While I was sulking over a cup of tea downstairs, Max swaggered in after an all-night escapade. (He ‘cracked it’ sometimes, up at the Cross – going with men for money.) I patted the plump belly of the teapot. ‘Cuppa?’
‘Yeah. Thanks.’ He pressed the warm cup I passed to him against his weary eye sockets. ‘I’m famished. Let’s go get some gourmet.’ We’d often do the rounds of the supermarkets. Demonstration ladies were always asking you to sample little delicacies impaled on toothpicks. If you went to enough supermarkets, you could eat quite well. It’s just that it took about forty baby prunes rolled in bacon to make up one decent mouthful.

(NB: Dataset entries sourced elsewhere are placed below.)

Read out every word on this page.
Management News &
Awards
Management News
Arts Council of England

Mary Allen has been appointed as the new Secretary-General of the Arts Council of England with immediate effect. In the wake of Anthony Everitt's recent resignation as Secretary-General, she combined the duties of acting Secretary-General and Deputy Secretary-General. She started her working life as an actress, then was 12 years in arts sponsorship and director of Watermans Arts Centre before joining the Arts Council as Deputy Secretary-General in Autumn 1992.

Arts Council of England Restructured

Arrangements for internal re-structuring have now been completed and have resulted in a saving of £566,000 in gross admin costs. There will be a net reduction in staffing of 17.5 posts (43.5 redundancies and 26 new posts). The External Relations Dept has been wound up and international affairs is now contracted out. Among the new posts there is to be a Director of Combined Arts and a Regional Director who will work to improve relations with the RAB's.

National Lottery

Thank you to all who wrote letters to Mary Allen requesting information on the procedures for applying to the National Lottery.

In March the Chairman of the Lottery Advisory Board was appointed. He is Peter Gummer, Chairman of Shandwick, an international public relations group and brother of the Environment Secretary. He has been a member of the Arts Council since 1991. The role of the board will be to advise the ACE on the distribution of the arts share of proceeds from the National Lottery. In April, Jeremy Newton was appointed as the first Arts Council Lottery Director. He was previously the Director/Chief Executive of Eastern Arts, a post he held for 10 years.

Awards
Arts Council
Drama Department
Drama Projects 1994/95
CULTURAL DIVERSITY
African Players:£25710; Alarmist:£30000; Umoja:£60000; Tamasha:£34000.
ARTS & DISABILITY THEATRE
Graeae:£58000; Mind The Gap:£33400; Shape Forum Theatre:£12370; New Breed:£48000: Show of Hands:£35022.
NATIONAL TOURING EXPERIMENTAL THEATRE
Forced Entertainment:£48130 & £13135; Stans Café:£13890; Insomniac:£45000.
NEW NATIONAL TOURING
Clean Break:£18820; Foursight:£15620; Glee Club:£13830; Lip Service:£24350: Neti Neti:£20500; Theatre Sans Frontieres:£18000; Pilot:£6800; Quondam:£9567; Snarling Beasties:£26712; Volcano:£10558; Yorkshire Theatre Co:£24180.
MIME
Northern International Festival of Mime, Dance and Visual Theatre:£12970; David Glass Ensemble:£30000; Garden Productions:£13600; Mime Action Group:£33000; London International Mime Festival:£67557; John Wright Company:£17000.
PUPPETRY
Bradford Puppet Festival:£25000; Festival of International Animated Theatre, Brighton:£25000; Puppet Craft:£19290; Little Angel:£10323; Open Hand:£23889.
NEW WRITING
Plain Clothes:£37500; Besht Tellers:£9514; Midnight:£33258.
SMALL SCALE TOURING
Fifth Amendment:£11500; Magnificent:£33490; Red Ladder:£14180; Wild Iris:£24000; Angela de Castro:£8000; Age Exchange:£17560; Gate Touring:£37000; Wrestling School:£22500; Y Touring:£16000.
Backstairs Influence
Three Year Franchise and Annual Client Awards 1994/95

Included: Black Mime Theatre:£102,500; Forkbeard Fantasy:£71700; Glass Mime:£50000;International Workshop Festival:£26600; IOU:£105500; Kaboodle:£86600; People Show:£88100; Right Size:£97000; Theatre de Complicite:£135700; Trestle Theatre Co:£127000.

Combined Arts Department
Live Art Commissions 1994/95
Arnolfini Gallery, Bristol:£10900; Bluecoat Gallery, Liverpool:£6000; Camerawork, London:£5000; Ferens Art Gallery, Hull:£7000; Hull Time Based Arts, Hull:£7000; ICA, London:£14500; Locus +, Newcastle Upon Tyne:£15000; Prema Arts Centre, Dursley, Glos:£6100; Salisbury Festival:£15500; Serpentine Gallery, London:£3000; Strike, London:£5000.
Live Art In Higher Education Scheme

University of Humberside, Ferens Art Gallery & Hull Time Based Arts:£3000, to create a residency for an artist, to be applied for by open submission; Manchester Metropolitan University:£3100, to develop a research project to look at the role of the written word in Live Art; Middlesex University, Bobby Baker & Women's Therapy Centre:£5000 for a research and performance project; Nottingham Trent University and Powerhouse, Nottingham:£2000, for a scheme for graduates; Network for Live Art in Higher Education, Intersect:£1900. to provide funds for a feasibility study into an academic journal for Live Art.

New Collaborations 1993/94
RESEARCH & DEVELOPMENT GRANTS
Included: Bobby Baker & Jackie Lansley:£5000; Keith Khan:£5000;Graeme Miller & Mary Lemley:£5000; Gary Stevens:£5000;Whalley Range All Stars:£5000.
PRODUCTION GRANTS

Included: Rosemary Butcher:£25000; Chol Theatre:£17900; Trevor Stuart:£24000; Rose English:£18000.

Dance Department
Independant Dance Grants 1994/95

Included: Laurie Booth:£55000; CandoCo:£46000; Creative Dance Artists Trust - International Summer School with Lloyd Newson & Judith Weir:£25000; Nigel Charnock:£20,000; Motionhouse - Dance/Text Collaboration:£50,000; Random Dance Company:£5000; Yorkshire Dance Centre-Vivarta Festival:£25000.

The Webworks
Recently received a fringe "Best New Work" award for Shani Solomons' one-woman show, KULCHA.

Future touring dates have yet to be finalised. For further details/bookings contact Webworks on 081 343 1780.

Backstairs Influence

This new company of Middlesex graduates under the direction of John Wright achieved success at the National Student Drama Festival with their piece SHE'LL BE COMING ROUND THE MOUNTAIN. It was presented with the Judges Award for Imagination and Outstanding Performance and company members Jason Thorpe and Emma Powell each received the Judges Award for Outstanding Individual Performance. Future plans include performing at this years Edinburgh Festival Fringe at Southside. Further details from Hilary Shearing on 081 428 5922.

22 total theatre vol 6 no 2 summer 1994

When we made our bloated return that arvo, I was shocked to find last night’s leftover still there. He was sprawled in the lounge room, tattooing a complicated rhythm with chopsticks on the upended fruit boxes we used as furniture. Mouche introduced him as Aussie. He was a drummer with ‘Cockroach Conspiracy’. He was also wearing my Eurythmics T-shirt.
‘He’s wearing my Eurythmics T-shirt?’
‘I said he could.’
I chucked a hairy eyeball at both of them. ‘Yeah, well, don’t you sweat in it.’ I sulked. Whenever Mouche went too far she excused her behaviour by reminding you that she was adopted, a state ward, and a Neglected Welfare Minor.